The second consideration is that you can go into business. This is the kind of thing that will almost certainly change with each generation; you could be selling horseshoes and buggy whips one century, and fiber-optic cables the next. There will always be a demand for business around here... and if you get bored with your line of work, you can just switch to a new product or service. Heck, if you're still not convinced, just think about the possibility of selling your stock in a company one hundred years after your initial purchase -- you'd have enough funds to cover every luxury to be invented.

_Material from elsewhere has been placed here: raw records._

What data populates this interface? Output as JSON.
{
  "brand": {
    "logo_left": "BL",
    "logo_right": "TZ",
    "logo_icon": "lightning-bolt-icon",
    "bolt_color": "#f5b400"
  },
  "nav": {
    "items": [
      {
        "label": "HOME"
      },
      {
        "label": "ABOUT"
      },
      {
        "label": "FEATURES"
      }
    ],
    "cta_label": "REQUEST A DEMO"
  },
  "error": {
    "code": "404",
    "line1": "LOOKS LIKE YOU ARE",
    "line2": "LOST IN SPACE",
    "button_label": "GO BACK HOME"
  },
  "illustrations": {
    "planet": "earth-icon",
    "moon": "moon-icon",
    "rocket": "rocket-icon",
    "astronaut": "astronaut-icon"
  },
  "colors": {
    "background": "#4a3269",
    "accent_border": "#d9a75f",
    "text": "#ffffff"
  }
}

The third and final consideration in my book just happens to involve politics. I'm not saying that you should take over a country and become a vampiric despot, of course -- I'm merely saying that politics is an extremely complex field that can never really be mastered. What that means for you, however, is that it's a game that constantly changes with time... and can therefore keep your interest for a good long while. It will probably take you generations you ascend to the rulership of even a small country, and if you find yourself dissatisfied with your lifestyle then, you can run it to the ground and try to manipulate another region.
And if by some chance you still find yourself horribly, horribly bored even after all that, then you've been exposed to the inherent curse of immortality: Life is ultimately a passel of limited experiences. You might as well sit on a high cliff and wait for the sun to come up -- that way, you get a good view before it scatters your form into dry ash.
Yes, this is what goes through my mind whenever somebody so much as brings up an idea where traditional vampires exist alongside humans. I mean, it's an interesting concept and all, but you really have to think long-term here. Despite their obvious disconnection to us, I like to assume that vampires are still human, deep down inside that tough bloodless exterior. No wonder they get characterized as the brooding, angsty types.
Vampirism sucks, I suppose. And I do mean that in a truthful, yet painfully pun-induced manner.